ルカは無意識にマグを握りしめた。ジェイドは淡々とした口調で続ける。
「俺が渡り鳥として正式に活動を開始したのは、今から五年前くらいからかな。この呪いのせいで、どこにいてもダンジョンの気配を感じてしまう。その度に、この刻印を施したあの悪魔の顔がいつも目の前にちらつくんだ」
再び、近くで雷鳴が轟いた。ジェイドの無表情に濃い陰影がかかり、彼が背負う不穏な影をルカの目の前に映し出したようだった。

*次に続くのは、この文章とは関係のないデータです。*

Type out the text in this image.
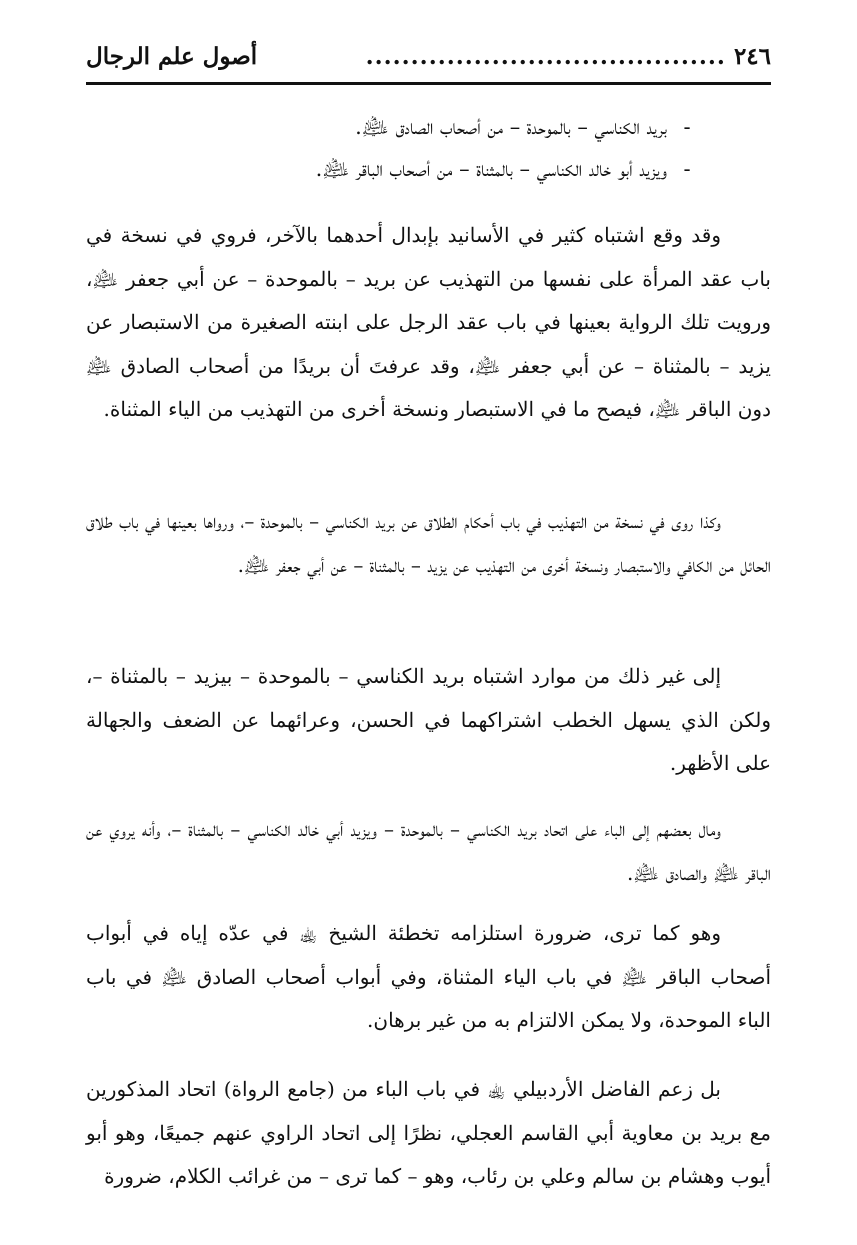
٢٤٦
........................................
أصول علم الرجال
-
بريد الكناسي – بالموحدة – من أصحاب الصادق ﵇.
-
ويزيد أبو خالد الكناسي – بالمثناة – من أصحاب الباقر ﵇.

وقد وقع اشتباه كثير في الأسانيد بإبدال أحدهما بالآخر، فروي في نسخة في باب عقد المرأة على نفسها من التهذيب عن بريد – بالموحدة – عن أبي جعفر ﵇، ورويت تلك الرواية بعينها في باب عقد الرجل على ابنته الصغيرة من الاستبصار عن يزيد – بالمثناة – عن أبي جعفر ﵇، وقد عرفتَ أن بريدًا من أصحاب الصادق ﵇ دون الباقر ﵇، فيصح ما في الاستبصار ونسخة أخرى من التهذيب من الياء المثناة.

وكذا روى في نسخة من التهذيب في باب أحكام الطلاق عن بريد الكناسي – بالموحدة –، ورواها بعينها في باب طلاق الحائل من الكافي والاستبصار ونسخة أخرى من التهذيب عن يزيد – بالمثناة – عن أبي جعفر ﵇.

إلى غير ذلك من موارد اشتباه بريد الكناسي – بالموحدة – بيزيد – بالمثناة –، ولكن الذي يسهل الخطب اشتراكهما في الحسن، وعرائهما عن الضعف والجهالة على الأظهر.

ومال بعضهم إلى الباء على اتحاد بريد الكناسي – بالموحدة – ويزيد أبي خالد الكناسي – بالمثناة –، وأنه يروي عن الباقر ﵇ والصادق ﵇.

وهو كما ترى، ضرورة استلزامه تخطئة الشيخ ﵀ في عدّه إياه في أبواب أصحاب الباقر ﵇ في باب الياء المثناة، وفي أبواب أصحاب الصادق ﵇ في باب الباء الموحدة، ولا يمكن الالتزام به من غير برهان.

بل زعم الفاضل الأردبيلي ﵀ في باب الباء من (جامع الرواة) اتحاد المذكورين مع بريد بن معاوية أبي القاسم العجلي، نظرًا إلى اتحاد الراوي عنهم جميعًا، وهو أبو أيوب وهشام بن سالم وعلي بن رئاب، وهو – كما ترى – من غرائب الكلام، ضرورة
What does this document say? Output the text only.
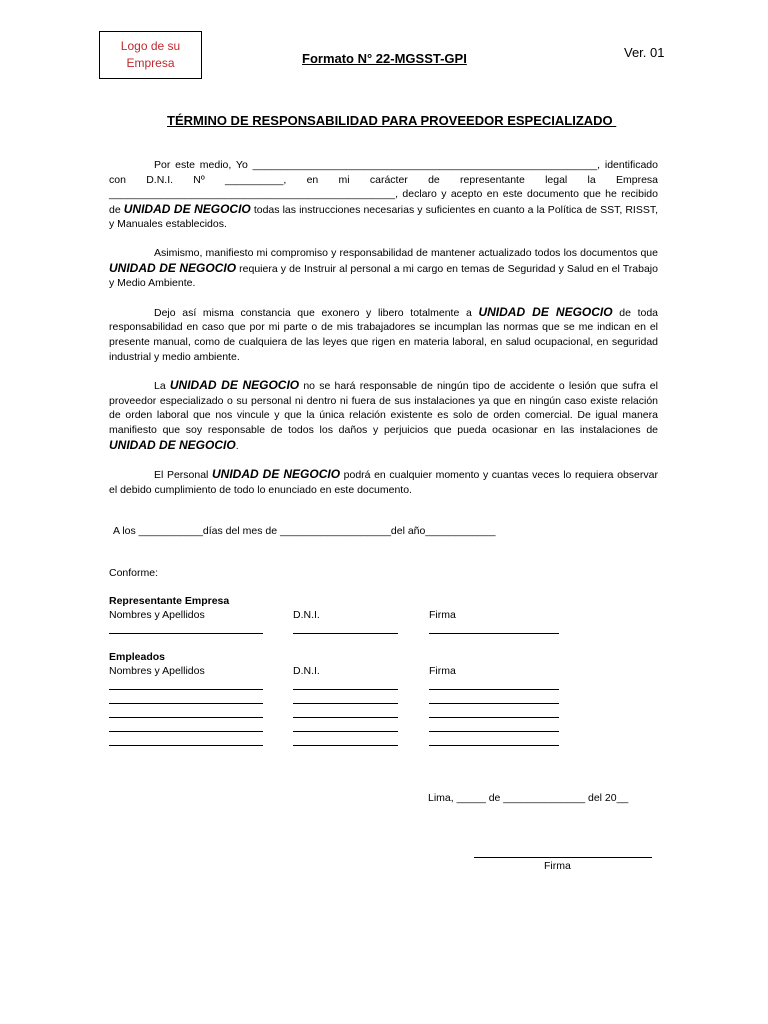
Logo de su
Empresa	Formato N° 22-MGSST-GPI	Ver. 01
TÉRMINO DE RESPONSABILIDAD PARA PROVEEDOR ESPECIALIZADO

Por este medio, Yo ___________________________________________________________, identificado con D.N.I. Nº __________, en mi carácter de representante legal la Empresa _________________________________________________, declaro y acepto en este documento que he recibido de UNIDAD DE NEGOCIO todas las instrucciones necesarias y suficientes en cuanto a la Política de SST, RISST, y Manuales establecidos.

Asimismo, manifiesto mi compromiso y responsabilidad de mantener actualizado todos los documentos que UNIDAD DE NEGOCIO requiera y de Instruir al personal a mi cargo en temas de Seguridad y Salud en el Trabajo y Medio Ambiente.

Dejo así misma constancia que exonero y libero totalmente a UNIDAD DE NEGOCIO de toda responsabilidad en caso que por mi parte o de mis trabajadores se incumplan las normas que se me indican en el presente manual, como de cualquiera de las leyes que rigen en materia laboral, en salud ocupacional, en seguridad industrial y medio ambiente.

La UNIDAD DE NEGOCIO no se hará responsable de ningún tipo de accidente o lesión que sufra el proveedor especializado o su personal ni dentro ni fuera de sus instalaciones ya que en ningún caso existe relación de orden laboral que nos vincule y que la única relación existente es solo de orden comercial. De igual manera manifiesto que soy responsable de todos los daños y perjuicios que pueda ocasionar en las instalaciones de UNIDAD DE NEGOCIO.

El Personal UNIDAD DE NEGOCIO podrá en cualquier momento y cuantas veces lo requiera observar el debido cumplimiento de todo lo enunciado en este documento.

A los ___________días del mes de ___________________del año____________
Conforme:
Representante Empresa
Nombres y Apellidos	D.N.I.	Firma
Empleados
Nombres y Apellidos	D.N.I.	Firma
Lima, _____ de ______________ del 20__
Firma
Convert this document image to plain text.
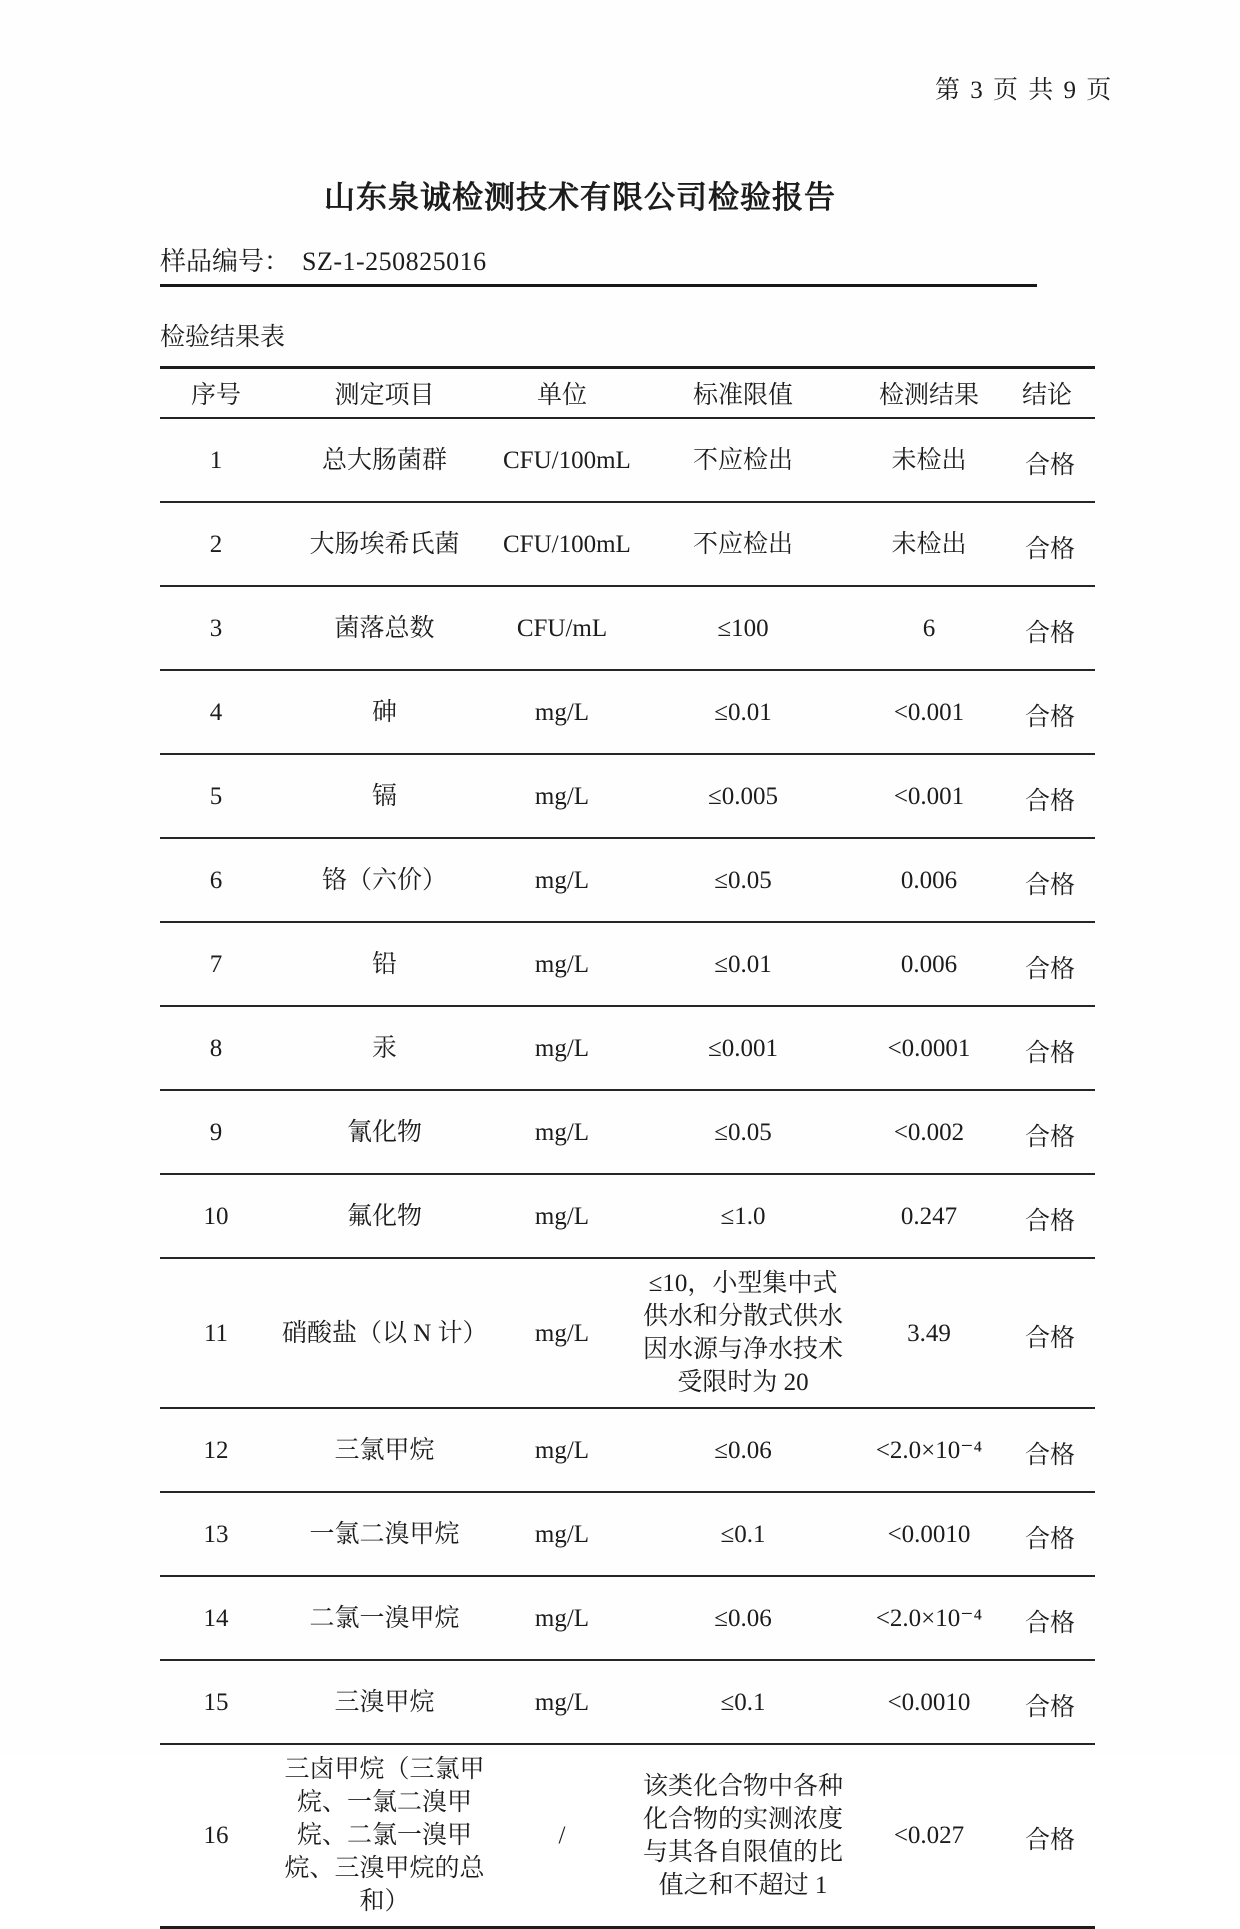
第 3 页 共 9 页
山东泉诚检测技术有限公司检验报告
样品编号： SZ-1-250825016
检验结果表
序号	测定项目	单位	标准限值	检测结果	结论
1	总大肠菌群	CFU/100mL	不应检出	未检出	合格
2	大肠埃希氏菌	CFU/100mL	不应检出	未检出	合格
3	菌落总数	CFU/mL	≤100	6	合格
4	砷	mg/L	≤0.01	<0.001	合格
5	镉	mg/L	≤0.005	<0.001	合格
6	铬（六价）	mg/L	≤0.05	0.006	合格
7	铅	mg/L	≤0.01	0.006	合格
8	汞	mg/L	≤0.001	<0.0001	合格
9	氰化物	mg/L	≤0.05	<0.002	合格
10	氟化物	mg/L	≤1.0	0.247	合格
11	硝酸盐（以 N 计）	mg/L	≤10，小型集中式供水和分散式供水因水源与净水技术受限时为 20	3.49	合格
12	三氯甲烷	mg/L	≤0.06	<2.0×10⁻⁴	合格
13	一氯二溴甲烷	mg/L	≤0.1	<0.0010	合格
14	二氯一溴甲烷	mg/L	≤0.06	<2.0×10⁻⁴	合格
15	三溴甲烷	mg/L	≤0.1	<0.0010	合格
16	三卤甲烷（三氯甲烷、一氯二溴甲烷、二氯一溴甲烷、三溴甲烷的总和）	/	该类化合物中各种化合物的实测浓度与其各自限值的比值之和不超过 1	<0.027	合格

「ルカも知っての通り、東大陸はわずか十年の間で魔界の悪魔たちが跋扈する土地へと変貌した。それ以降、大陸を超えて人間世界の国々で世界協定が結ばれ、魔族たちの侵攻に対し人類は全面的な協力と共闘関係を締結した」
ジェイドは目を伏せ、マグに残った山羊乳をすする。
「俺の目的はただ一つ。俺の額にこの呪いを刻んだあの悪魔を探し出し、殺された両親、巻き込まれた数多の人々を死に追いやった報いを味わわせてやるつもりだ」
目を開いたジェイドの瞳が、鋭利な刃物のように不穏な色を帯びる。
「この俺の命が尽きるまで、一体でも多くの悪魔を葬ってやる。俺はそのためだけに、こうして各地のダンジョンを探し回っているんだ」
「その悪魔、あんたに呪いを刻んで……いったい何が目的だったの?」
ルカはおずおずとジェイドに尋ねた。ジェイドは軽く肩をすくめる。
「その悪魔は、ダンジョンを生み出していると話していた。俺に呪いを刻み、出現前のダンジョンに招き入れるのも、より攻略難易度の高いダンジョンを生み出すためだろう」
ダンジョンは年々、目に見えてその攻略難易度が上がってきている。各地に出現するダンジョンへ派遣される人員の数が増えているのも、その事実を裏付けていた。
「でも、あんたの能力があればこの状況を打破できるんじゃない? 五分間だけとはいえ、出現する前のダンジョンに潜り込めるわけなんだから!」
ルカが努めて明るい声で言う。しかし、ジェイドは小さく頭を横に振った。
「悪魔は手段を選ばない。勝つためならばどんな卑劣な手も辞さない上、相手の心情すら利用する」
「どういうことよ?」
眉間にしわを寄せるルカに、ジェイドは疲労を滲ませた表情で続ける。
「まだダンジョンに潜って間もない頃、俺は出現前のダンジョンでできうる限りの下準備をしていたことがあったんだ。正規軍や冒険者ギルドの人達を引き入れた際に、速やかにダンジョンの中心部へ招き入れるよう情報を提供するだけでなく、実際にダンジョン内の各地に仕掛けられた罠を必要以上に破壊・解除して回っていた」
ルカはジェイドの言わんとしていることを察した。
「そのせいで……ダンジョンの難易度が上がってしまった?」
ルカの呟きに、ジェイドは苦々しい顔で頷く。
「ダンジョンを出現させる直前に、俺に刻印を刻んだ悪魔が最終調整を加えたんだろう。どうにかそのダンジョンの攻略には成功したが……俺のせいで多くの犠牲者が出たよ。あの時の屈辱は、未だに忘れられない……」
淡々と語るジェイドだったが、その寄せられた眉間のしわの深さからかなり精神的に応えたことが窺える。ルカはそんなジェイドにかける言葉が見つからなかった。安易な慰めは時に、罵倒の言葉よりも相手を傷つける。
「他にも……たくさんの人を見殺しにしてきた。ダンジョン内では救出すべき民間人を見つけても、手出しができない場合が多い。それが罠の解除に繋がっていたり、下手をするとそんな彼らを魔物に変えられてけしかけられたりする」
ジェイドは空になったマグを卓上に置くと、ルカを真っ向から見据える。
「ルカ、俺は君に忠告する。ダンジョンを甘く見てはいけない。あの空間を生み出す悪魔どもは、人間を様々な方法で潰しにかかる」
ジェイドはルカを見据えると静かな声音で続けた。
「だからすぐにでも、この国を離れるんだ。ダンジョンに関われば、常に死を覚悟しなければならない。今回、生きて戻れたのは運がよかっただけだ」
安易な気持ちでダンジョンに関わってはいけない。
ジェイドはそう言って話を終える。
沈黙の下りた室内に、激しい雨音ばかりが響き渡っていた。